Replacing the Key Pair to Use for Logon
Tickets
Use
There are several use cases for replacing the key pair to use for logon tickets on the J2EE Engine, for example:
● In a dual-stack system where the SIDs for both the ABAP server and the J2EE Engine are the same, you must replace one of the key pairs so that the Distinguished Names are unique.
● You must replace the key pair used for logon tickets before the public-key certificate expires.
This procedure describes how to replace the J2EE Engine’s key pair to use for logon tickets.
When creating the key pair, you must use the following information.
● The key pair must exist in the keystore view TicketKeystore.
● The entry must have the name SAPLogonTicketKeypair.
● Later, you have to be able to export the public-key certificate so that you can import it into the accepting servers’ keystores or Personal Security Environments (PSEs). Therefore, store the public-key certificate separately using the Store certificate option.
● Use the DSA algorithm.
Procedure
Using the Visual Administrator:
...
1. Select the Key Storage Service.
2. Select the TicketKeystore view.
3. Delete the SAPLogonTicketKeypair and SAPLogonTicketKeypair-cert entries.
4. Under Entry, choose Create.
The Key and Certificate Generation dialog appears.
5. Enter the Subject Properties in the corresponding fields.

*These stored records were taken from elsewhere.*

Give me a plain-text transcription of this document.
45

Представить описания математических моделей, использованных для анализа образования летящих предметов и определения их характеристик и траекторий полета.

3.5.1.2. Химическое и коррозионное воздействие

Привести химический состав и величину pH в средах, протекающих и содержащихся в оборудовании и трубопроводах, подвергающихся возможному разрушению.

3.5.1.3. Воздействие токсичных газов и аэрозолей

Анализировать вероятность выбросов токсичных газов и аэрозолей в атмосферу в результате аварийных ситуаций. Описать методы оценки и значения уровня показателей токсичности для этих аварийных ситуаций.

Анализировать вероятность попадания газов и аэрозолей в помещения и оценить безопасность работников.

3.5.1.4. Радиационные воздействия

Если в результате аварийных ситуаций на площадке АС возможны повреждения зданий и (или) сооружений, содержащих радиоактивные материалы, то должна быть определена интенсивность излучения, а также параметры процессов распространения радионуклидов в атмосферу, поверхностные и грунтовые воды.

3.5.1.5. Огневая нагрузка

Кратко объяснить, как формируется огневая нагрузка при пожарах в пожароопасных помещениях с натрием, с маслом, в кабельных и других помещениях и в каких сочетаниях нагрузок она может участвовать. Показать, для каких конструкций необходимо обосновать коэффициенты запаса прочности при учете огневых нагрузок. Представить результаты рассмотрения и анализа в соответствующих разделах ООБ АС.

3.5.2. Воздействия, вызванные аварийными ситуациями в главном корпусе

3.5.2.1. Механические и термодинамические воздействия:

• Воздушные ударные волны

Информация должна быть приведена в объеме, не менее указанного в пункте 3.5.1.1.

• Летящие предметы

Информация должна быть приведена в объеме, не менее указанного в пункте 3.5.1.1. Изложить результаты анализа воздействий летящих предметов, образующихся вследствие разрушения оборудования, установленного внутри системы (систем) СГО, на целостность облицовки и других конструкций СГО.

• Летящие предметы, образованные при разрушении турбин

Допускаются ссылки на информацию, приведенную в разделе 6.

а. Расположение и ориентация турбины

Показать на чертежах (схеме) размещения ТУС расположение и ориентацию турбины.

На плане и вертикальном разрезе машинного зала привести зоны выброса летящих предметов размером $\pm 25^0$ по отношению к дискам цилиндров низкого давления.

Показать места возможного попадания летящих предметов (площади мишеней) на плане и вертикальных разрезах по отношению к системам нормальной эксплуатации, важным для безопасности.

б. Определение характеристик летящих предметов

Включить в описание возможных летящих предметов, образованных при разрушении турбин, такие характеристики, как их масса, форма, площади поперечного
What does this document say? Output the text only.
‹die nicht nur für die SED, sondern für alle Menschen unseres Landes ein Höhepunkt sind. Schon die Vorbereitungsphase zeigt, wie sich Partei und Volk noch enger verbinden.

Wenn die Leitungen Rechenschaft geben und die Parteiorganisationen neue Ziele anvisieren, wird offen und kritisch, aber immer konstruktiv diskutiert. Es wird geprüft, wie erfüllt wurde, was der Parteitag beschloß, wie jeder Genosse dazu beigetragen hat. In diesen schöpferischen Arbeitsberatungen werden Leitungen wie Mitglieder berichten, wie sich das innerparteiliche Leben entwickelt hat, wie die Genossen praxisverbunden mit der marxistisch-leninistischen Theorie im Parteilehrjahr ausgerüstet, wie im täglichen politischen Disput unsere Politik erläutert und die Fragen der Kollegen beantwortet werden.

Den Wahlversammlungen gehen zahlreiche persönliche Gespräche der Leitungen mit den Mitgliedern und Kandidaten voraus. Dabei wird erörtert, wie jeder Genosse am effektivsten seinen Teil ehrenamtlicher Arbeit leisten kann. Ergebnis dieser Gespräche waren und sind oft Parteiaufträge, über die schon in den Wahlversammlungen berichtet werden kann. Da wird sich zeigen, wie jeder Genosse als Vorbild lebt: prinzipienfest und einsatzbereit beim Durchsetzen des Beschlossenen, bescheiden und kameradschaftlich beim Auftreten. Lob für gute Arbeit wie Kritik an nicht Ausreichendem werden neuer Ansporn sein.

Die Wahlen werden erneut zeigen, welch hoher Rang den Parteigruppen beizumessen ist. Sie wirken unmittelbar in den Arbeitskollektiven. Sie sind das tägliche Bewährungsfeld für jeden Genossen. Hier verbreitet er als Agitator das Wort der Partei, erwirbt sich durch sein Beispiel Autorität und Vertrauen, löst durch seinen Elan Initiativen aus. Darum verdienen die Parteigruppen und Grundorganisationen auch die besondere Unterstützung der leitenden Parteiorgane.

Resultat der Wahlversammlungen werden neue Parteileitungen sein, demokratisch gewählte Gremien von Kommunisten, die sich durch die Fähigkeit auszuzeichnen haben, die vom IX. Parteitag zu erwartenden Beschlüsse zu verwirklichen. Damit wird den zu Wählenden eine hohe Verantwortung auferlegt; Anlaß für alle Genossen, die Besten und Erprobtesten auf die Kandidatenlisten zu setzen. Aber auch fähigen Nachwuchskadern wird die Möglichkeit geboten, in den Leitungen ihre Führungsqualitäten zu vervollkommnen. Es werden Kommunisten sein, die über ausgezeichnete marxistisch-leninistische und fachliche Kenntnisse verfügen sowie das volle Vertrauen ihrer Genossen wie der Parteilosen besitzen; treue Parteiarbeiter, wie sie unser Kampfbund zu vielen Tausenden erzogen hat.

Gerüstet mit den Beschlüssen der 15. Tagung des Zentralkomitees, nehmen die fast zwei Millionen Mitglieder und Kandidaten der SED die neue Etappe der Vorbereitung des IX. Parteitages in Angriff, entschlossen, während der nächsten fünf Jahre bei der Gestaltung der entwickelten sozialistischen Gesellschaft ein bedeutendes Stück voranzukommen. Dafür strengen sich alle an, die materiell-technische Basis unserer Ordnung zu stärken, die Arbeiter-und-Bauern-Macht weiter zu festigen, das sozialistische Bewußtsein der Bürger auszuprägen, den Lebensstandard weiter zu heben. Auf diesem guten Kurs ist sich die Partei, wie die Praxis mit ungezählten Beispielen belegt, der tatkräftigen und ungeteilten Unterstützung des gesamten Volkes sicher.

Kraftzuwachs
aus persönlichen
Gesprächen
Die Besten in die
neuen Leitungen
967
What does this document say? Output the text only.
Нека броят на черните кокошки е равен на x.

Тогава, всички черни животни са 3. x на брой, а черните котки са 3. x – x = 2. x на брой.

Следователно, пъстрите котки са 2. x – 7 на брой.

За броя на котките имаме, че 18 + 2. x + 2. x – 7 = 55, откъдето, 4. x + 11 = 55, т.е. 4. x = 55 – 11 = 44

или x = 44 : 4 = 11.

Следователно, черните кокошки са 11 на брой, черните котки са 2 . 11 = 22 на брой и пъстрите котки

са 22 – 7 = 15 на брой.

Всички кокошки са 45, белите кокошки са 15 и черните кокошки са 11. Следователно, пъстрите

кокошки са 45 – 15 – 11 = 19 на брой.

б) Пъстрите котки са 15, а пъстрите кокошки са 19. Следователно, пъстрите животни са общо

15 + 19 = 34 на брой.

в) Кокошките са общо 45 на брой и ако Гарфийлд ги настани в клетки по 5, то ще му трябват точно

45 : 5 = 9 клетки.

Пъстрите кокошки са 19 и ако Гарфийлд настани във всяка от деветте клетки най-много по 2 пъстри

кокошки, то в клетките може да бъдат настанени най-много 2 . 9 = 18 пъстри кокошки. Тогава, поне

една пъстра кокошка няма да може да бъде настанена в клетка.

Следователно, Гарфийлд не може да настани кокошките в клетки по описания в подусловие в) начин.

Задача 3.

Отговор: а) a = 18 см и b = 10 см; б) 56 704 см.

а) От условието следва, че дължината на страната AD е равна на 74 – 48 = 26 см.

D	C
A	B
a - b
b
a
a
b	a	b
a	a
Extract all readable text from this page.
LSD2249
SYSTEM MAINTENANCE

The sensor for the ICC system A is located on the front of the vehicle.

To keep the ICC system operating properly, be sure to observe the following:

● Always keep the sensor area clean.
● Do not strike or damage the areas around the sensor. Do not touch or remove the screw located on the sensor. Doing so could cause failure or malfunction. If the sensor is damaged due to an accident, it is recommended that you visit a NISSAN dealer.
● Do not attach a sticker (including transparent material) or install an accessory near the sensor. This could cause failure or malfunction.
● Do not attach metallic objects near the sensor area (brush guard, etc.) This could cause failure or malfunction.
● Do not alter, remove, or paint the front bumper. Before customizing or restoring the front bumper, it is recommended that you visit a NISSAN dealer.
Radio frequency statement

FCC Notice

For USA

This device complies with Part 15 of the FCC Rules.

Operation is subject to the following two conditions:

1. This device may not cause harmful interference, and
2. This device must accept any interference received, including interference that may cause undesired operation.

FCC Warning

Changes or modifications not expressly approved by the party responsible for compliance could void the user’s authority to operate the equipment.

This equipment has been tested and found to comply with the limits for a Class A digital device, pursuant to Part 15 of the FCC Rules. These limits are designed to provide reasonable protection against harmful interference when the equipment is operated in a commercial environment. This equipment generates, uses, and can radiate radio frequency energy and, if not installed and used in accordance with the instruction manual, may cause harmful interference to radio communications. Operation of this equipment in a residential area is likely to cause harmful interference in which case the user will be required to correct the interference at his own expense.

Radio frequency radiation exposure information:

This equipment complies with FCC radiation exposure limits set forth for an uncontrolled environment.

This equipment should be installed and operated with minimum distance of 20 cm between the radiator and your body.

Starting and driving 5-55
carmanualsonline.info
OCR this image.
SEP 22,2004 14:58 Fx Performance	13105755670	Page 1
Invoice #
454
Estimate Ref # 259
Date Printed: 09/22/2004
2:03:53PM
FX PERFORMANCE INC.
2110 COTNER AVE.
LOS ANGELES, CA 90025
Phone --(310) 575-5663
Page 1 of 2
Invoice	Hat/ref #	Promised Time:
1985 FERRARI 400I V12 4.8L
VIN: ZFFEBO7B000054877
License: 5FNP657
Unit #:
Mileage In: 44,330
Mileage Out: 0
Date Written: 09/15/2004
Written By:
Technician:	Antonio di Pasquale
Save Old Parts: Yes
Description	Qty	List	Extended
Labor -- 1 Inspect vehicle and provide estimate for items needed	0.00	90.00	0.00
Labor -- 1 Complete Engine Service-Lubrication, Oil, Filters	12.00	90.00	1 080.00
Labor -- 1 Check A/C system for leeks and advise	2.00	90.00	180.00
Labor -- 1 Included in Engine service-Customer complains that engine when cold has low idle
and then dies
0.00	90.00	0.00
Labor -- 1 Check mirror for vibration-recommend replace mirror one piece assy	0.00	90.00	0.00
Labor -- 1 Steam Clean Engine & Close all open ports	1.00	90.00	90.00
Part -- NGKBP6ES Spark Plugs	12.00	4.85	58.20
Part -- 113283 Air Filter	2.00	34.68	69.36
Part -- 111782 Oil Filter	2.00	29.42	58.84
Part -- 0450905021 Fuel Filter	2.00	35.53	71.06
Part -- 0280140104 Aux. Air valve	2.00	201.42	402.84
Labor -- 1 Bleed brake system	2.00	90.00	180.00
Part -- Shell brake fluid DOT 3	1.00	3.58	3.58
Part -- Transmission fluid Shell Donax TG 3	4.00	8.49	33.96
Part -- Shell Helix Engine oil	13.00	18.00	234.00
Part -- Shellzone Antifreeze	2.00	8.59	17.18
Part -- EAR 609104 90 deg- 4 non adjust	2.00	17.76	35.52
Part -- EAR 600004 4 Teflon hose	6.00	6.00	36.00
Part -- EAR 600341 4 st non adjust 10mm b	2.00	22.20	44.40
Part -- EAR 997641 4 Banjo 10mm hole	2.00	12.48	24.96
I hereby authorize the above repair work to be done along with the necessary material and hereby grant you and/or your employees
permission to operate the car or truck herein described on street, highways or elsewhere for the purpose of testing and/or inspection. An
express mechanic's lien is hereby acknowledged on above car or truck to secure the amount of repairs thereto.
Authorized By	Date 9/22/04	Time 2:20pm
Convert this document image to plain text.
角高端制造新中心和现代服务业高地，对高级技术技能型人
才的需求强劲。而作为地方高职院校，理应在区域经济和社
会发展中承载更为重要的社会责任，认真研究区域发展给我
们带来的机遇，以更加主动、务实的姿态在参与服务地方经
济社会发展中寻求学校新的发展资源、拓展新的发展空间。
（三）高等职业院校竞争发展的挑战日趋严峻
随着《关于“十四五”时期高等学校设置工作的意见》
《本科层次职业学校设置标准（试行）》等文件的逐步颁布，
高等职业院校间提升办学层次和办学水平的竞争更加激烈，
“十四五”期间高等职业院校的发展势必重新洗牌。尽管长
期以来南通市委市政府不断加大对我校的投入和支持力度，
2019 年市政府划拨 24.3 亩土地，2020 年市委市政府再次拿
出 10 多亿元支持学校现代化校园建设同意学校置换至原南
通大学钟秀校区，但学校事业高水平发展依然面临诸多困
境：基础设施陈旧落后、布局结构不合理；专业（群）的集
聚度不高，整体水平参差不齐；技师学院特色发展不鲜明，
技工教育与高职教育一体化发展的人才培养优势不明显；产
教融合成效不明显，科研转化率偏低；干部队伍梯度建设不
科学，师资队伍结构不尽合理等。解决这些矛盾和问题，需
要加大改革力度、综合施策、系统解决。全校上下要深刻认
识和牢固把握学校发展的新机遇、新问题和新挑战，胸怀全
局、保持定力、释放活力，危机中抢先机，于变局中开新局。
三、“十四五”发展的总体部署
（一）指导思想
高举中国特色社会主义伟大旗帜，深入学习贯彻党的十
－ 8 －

The entries in these fields build a Distinguished Name in the form:
CN=<Common Name>, OU=<Organization Unit Name>, O=<Organization Name>, L=< Locality Name >, ST=<State/Province>, C=DE
Use capital letters for the Country Name.
6. Enter SAPLogonTicketKeypair as the Entry Name.
Do not enter a different name. This J2EE Engine uses the entry with this name to sign logon tickets.
7. Select the Store certificate option and choose DSA as the algorithm to use.
8. Choose Generate.
Result
The J2EE Engine uses this public-key certificate to digitally sign logon tickets.
You must also import this key pair into all ticket-accepting systems.